Excluyendo a los aproximadamente diez millones que han ido a misa el domingo pasado, la imagen más cercana de un cura que ha tenido estos días parte de los 37 millones de españoles restantes es la del que acaba de reconocerse autor de abusos sexuales continuados a una niña desde que tenía diez años y era monaguilla. Verle y oírle estremece. Escucharla a ella, duele en lo más hondo.
No será la última vez que nos avergoncemos y mostremos nuestra repulsa por “estos comportamientos impropios de un sacerdote”, como acaba de hacer la diócesis de Mallorca. Afortunadamente, la inmensa mayoría no es así, y también la inmensa mayoría lo sabe y lo respeta.
El pasado fin de semana, una treintena de periodistas se reunió, un año más –ahora en Mérida–, para honrar la memoria del cura Unciti y acompañar la orfandad en la que les dejó con el cariño mutuo y la celebración eucarística y en torno a la mesa, como Jesús con los apóstoles.
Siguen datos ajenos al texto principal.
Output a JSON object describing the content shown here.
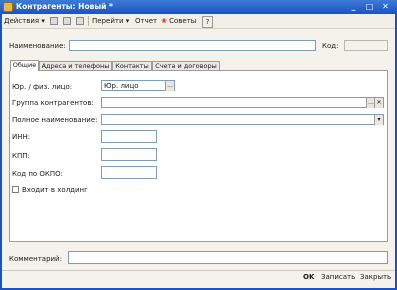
{
  "window": {
    "title": "Контрагенты: Новый *"
  },
  "title_buttons": {
    "minimize": "_",
    "maximize": "□",
    "close": "✕"
  },
  "toolbar": {
    "actions_label": "Действия",
    "goto_label": "Перейти",
    "report_label": "Отчет",
    "tips_label": "Советы",
    "help_label": "?"
  },
  "form": {
    "name_label": "Наименование:",
    "name_value": "",
    "code_label": "Код:",
    "code_value": ""
  },
  "tabs": [
    {
      "label": "Общие",
      "active": true
    },
    {
      "label": "Адреса и телефоны",
      "active": false
    },
    {
      "label": "Контакты",
      "active": false
    },
    {
      "label": "Счета и договоры",
      "active": false
    }
  ],
  "general": {
    "entity_type_label": "Юр. / физ. лицо:",
    "entity_type_value": "Юр. лицо",
    "group_label": "Группа контрагентов:",
    "group_value": "",
    "full_name_label": "Полное наименование:",
    "full_name_value": "",
    "inn_label": "ИНН:",
    "inn_value": "",
    "kpp_label": "КПП:",
    "kpp_value": "",
    "okpo_label": "Код по ОКПО:",
    "okpo_value": "",
    "holding_label": "Входит в холдинг",
    "holding_checked": false
  },
  "comment": {
    "label": "Комментарий:",
    "value": ""
  },
  "bottom_buttons": {
    "ok": "OK",
    "save": "Записать",
    "close": "Закрыть"
  },
  "colors": {
    "title_bar": "#1b53c4",
    "window_bg": "#f4f2ea",
    "input_border": "#7f9db9"
  }
}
En la mesa de su residencia para estudiantes se fueron solidificando los rudimentos de la fe de decenas de muchachos, que encontraron en el testimonio de aquel cura bajito un ejemplo para transitar la vida intentando no hacer mucho mal.
Al salir de Mérida, me topé por casualidad con la Avenida de Arzobispo Antonio Montero, signo del reconocimiento de una ciudad a un cura al que estos días honramos también como alma mater de Vida Nueva. Y haciendo parada en Trujillo, reparé en que a la famosa estatua de Pizarro en la monumental plaza le ha salido un competidor menos belicoso: los dos metros de bronce de quien fue hasta hace pocos años su cura, don Ramón Núñez, costeada por los vecinos en agradecimiento por sus desvelos de padre durante medio siglo.
Sí, claro que hay curas como Dios manda.